KES Chapel Reflection, Week of 14 January

Rachel weeping for her children

The aggressive atheist and neo-Darwinist, Richard Dawkins, claims that the God of the Old Testament is “the most unpleasant character in all fiction” and goes on to list a whole raft of vituperative adjectives that are most unpleasant. The late Rabbi Jonathan Sacks replied, much to Dawkins discomfort, “Ah, I see you are a Christian atheist.” The Old Testament, in reference to the Hebrew or Jewish Scriptures, is a Christian term.

Dawkins’ view is not new and belongs to a common misconception of the relation between the Old and New Testament which overstates the contrast. This is seen, for instance, in the idea of Law versus Grace, forgetting that the Law as given by God is therefore also grace; or the similar idea of justice versus mercy or love, forgetting that mercy is just as intrinsic to the Hebrew Scriptures as it is to the New Testament. Overstating the contrasts between the two testaments belongs to a conflict narrative which pits Jew against Christian. In turn, the aggressive and naive atheism of Dawkins assumes the same conflict narrative between modern science and religion. Such is a profound distortion and misconception.

Dawkins has his precursors, ranging from Marcion in the 2nd century to Thomas Jefferson in the late 18th century. Marcion could not reconcile the God of the Old Testament with the God of the New Testament and so conveniently edited out large swaths of the Old Testament and as well great chunks of the New Testament. For him the contrast was between love and judgement. In the case of the third President of America, Thomas Jefferson, the concern was about reason versus revelation, particularly the miracle stories of the Christian Gospels.
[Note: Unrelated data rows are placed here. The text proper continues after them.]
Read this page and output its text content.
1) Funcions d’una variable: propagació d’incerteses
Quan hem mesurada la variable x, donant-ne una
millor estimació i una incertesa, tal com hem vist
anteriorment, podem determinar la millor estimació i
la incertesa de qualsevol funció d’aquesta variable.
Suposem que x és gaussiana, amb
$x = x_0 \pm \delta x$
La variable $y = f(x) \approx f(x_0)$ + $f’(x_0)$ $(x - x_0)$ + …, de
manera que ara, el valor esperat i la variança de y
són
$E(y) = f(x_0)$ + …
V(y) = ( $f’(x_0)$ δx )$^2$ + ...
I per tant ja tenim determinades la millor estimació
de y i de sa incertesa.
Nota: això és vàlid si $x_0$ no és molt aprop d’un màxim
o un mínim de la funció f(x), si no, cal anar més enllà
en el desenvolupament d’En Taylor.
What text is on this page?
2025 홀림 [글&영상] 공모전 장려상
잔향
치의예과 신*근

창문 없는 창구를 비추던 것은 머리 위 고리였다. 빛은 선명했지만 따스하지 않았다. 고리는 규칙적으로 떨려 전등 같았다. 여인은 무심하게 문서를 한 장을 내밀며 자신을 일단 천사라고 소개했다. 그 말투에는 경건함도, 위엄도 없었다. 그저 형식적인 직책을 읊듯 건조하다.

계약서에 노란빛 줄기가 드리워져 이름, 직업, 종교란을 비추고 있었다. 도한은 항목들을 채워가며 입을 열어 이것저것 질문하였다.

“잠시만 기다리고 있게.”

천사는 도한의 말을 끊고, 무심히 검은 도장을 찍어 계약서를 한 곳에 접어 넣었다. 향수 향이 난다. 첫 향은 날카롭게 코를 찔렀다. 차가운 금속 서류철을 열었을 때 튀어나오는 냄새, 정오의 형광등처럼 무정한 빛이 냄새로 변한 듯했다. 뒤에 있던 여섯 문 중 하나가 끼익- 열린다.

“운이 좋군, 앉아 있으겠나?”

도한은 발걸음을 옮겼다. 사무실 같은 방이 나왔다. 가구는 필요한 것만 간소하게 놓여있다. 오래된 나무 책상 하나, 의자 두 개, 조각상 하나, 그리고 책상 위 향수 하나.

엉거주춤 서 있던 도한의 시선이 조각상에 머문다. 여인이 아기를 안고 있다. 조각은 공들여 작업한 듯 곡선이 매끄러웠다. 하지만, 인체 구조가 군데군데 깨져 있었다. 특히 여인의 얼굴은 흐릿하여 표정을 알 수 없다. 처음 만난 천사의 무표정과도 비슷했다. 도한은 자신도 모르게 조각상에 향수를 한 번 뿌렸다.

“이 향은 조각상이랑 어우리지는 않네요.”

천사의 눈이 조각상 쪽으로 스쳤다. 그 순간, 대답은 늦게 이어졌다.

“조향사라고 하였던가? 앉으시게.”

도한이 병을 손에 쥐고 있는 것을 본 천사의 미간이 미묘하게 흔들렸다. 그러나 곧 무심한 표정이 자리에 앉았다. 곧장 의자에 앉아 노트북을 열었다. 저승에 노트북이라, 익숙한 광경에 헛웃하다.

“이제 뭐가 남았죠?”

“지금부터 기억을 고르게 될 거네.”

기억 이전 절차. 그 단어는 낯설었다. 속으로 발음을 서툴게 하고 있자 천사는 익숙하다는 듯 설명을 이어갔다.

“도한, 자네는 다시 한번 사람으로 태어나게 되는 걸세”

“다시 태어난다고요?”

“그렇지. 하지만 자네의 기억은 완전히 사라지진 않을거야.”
Jefferson took his scissors to the New Testament to excise all such things leaving merely the husk of a kind of moralizing Jesus accommodated to the precepts (and presumptions) of human reason.

Such things reveal an attitude and a set of assumptions about God and human good. But surely, Dawkins could just have easily found the ‘Christian’ God of the New Testament equally “unpleasant” simply in terms of this disturbing and disquieting story that belongs to the mystery of Christmas. It is the shocking story of the slaughter of the little ones of Bethlehem. It challenges our sentimental views of Christmas.

It is shocking and while there are many shocking stories in the Scriptures, the real question is what are these stories doing? Why are they part of these Scriptures? In other words, what do they teach? It is easy to piece together a packet of awful stories in both Scriptures that contribute to the idea of a vengeful, hateful God who arbitrarily chooses some and rejects others. This ignores the interpretative traditions which have wrestled with these passages for centuries and the simple point that these stories are always an indictment of some aspect or other of the human condition in its fallenness and evil.